The Miami Herald
April 24, 1999

Senator seeks to ease embargo on Cuba

By ANDRES VIGLUCCI
Herald Staff Writer

A leading Democratic critic of the U.S. embargo against Cuba said Friday he
will file bills in the Senate that would lift all restrictions on the sale of food and
medicine to Cuba and end the prohibition on travel to the island by U.S.
citizens.

Introduction of the measures would mark the second time in a year that Sen.
Christopher Dodd of Connecticut has attempted to ease key aspects of the
four-decade-old embargo. A bill he filed last year to allow unrestricted food
and drug sales to Cuba by U.S. companies went nowhere.

But Dodd, speaking at a workshop of journalists and academics in Miami,
said there is ``growing momentum'' among both Democrats and Republicans in
the Senate for lifting trade sanctions against Cuba.

Dodd said his measure on food and medicine sales, which he expects to
introduce soon, will be co-sponsored by Republican Sen. John Warner of
Virginia. An identical bill will be filed in the House by Rep. Jose Serrano,
D-N.Y.

That would be followed later in the session by a bill allowing free travel to
Cuba by U.S. citizens, Dodd said. U.S. citizens are now generally barred from
visiting the island, with certain exceptions for exiles, journalists and academics,
among others.

Dodd, professing ``unlimited respect'' for the experiences of Cuban exiles,
contended that opening Cuba to U.S. trade and American visitors would help
spur peaceful political change on the island.
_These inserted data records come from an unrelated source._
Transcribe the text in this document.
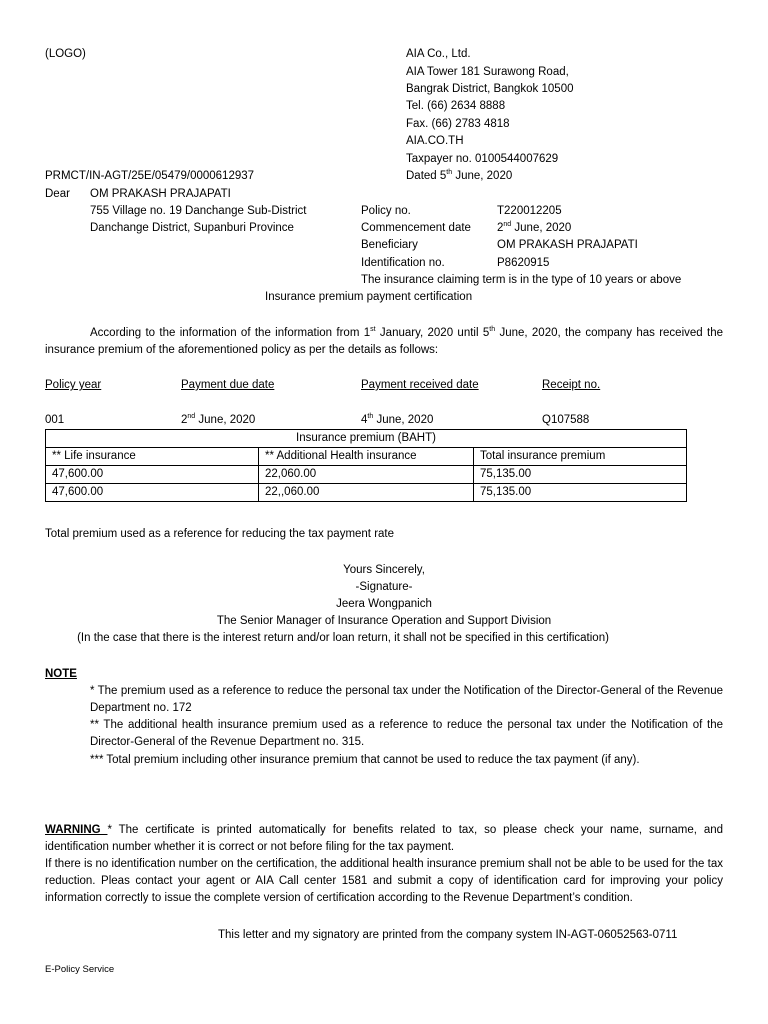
(LOGO)	AIA Co., Ltd.
AIA Tower 181 Surawong Road,
Bangrak District, Bangkok 10500
Tel. (66) 2634 8888
Fax. (66) 2783 4818
AIA.CO.TH
Taxpayer no. 0100544007629
Dated 5th June, 2020
PRMCT/IN-AGT/25E/05479/0000612937
Dear OM PRAKASH PRAJAPATI
755 Village no. 19 Danchange Sub-District
Danchange District, Supanburi Province
Policy no.	T220012205
Commencement date 2nd June, 2020
Beneficiary	OM PRAKASH PRAJAPATI
Identification no.	P8620915
The insurance claiming term is in the type of 10 years or above
Insurance premium payment certification
According to the information of the information from 1st January, 2020 until 5th June, 2020, the company has received the insurance premium of the aforementioned policy as per the details as follows:
Policy year	Payment due date	Payment received date	Receipt no.
001	2nd June, 2020	4th June, 2020	Q107588
Insurance premium (BAHT)		
** Life insurance	** Additional Health insurance	Total insurance premium
47,600.00	22,060.00	75,135.00
47,600.00	22,,060.00	75,135.00
Total premium used as a reference for reducing the tax payment rate
Yours Sincerely,
-Signature-
Jeera Wongpanich
The Senior Manager of Insurance Operation and Support Division
(In the case that there is the interest return and/or loan return, it shall not be specified in this certification)
NOTE
* The premium used as a reference to reduce the personal tax under the Notification of the Director-General of the Revenue Department no. 172
** The additional health insurance premium used as a reference to reduce the personal tax under the Notification of the Director-General of the Revenue Department no. 315.
*** Total premium including other insurance premium that cannot be used to reduce the tax payment (if any).
WARNING * The certificate is printed automatically for benefits related to tax, so please check your name, surname, and identification number whether it is correct or not before filing for the tax payment.
If there is no identification number on the certification, the additional health insurance premium shall not be able to be used for the tax reduction. Pleas contact your agent or AIA Call center 1581 and submit a copy of identification card for improving your policy information correctly to issue the complete version of certification according to the Revenue Department’s condition.
This letter and my signatory are printed from the company system IN-AGT-06052563-0711
E-Policy Service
Though Dodd said the embargo is not the direct cause of shortages of food
and medicine in Cuba, he said restrictions on their sale by U.S. companies
constitute a ``de facto prohibition.'' Recent initiatives by the Clinton
administration to ease the restrictions don't go far enough, he said.

``At its core, our policy is one that denies food to hungry Cubans, and
severely limits the supply of medicines and medical equipment to the Cuban
people,'' Dodd said, addressing a conference sponsored by Florida
International University's Latin American and Caribbean Center. ``It is a policy
that is inconsistent with American values and interests. It's been a failure and
it's inhumane.''

Dodd's proposals are sure to run into determined opposition inside and
outside the Senate.

A spokeswoman for the Cuban American National Foundation, which helped
derail previous efforts by Dodd to weaken the embargo's restrictions on food
and medicine sales, said the group would again oppose his proposals.

The foundation's Ninoska Perez Castellon called Dodd's timing ``unfortunate,''
noting that it coincided with a U.N. Human Rights Commission vote in Geneva
that condemned abuses in Cuba.

``What is behind all these types of measures is American companies interested
only in doing business in Cuba,'' she said, referring to corporate interests that
are actively lobbying for a lifting of the embargo. ``I think it's very unfortunate
that Sen. Dodd would pick a day like today to talk about introducing
measures that would benefit those who are interested in doing business in
Cuba rather than in promoting human rights in Cuba.''

Perez Castellon said CANF would also oppose easing travel to the island.

``I wonder if they would have promoted tourism to South Africa when
apartheid existed there, which is exactly what they will be doing in Cuba,'' she
said. ``Cubans in Cuba cannot rent cars, cannot check into hotels. This is the
apartheid Cuban people have to endure.''

Dodd, a four-term senator and member of the Senate Foreign Relations
Committee, tried twice last year to ease food and medicine sales to Cuba. The
first proposal, contained in an amendment to an agriculture bill, was defeated
after foundation leaders allied themselves with New Jersey Democratic Sen.
Robert Torricelli and Florida Sens. Bob Graham, a Democrat, and Connie
Mack, a Republican. A later bill died without reaching the Senate floor.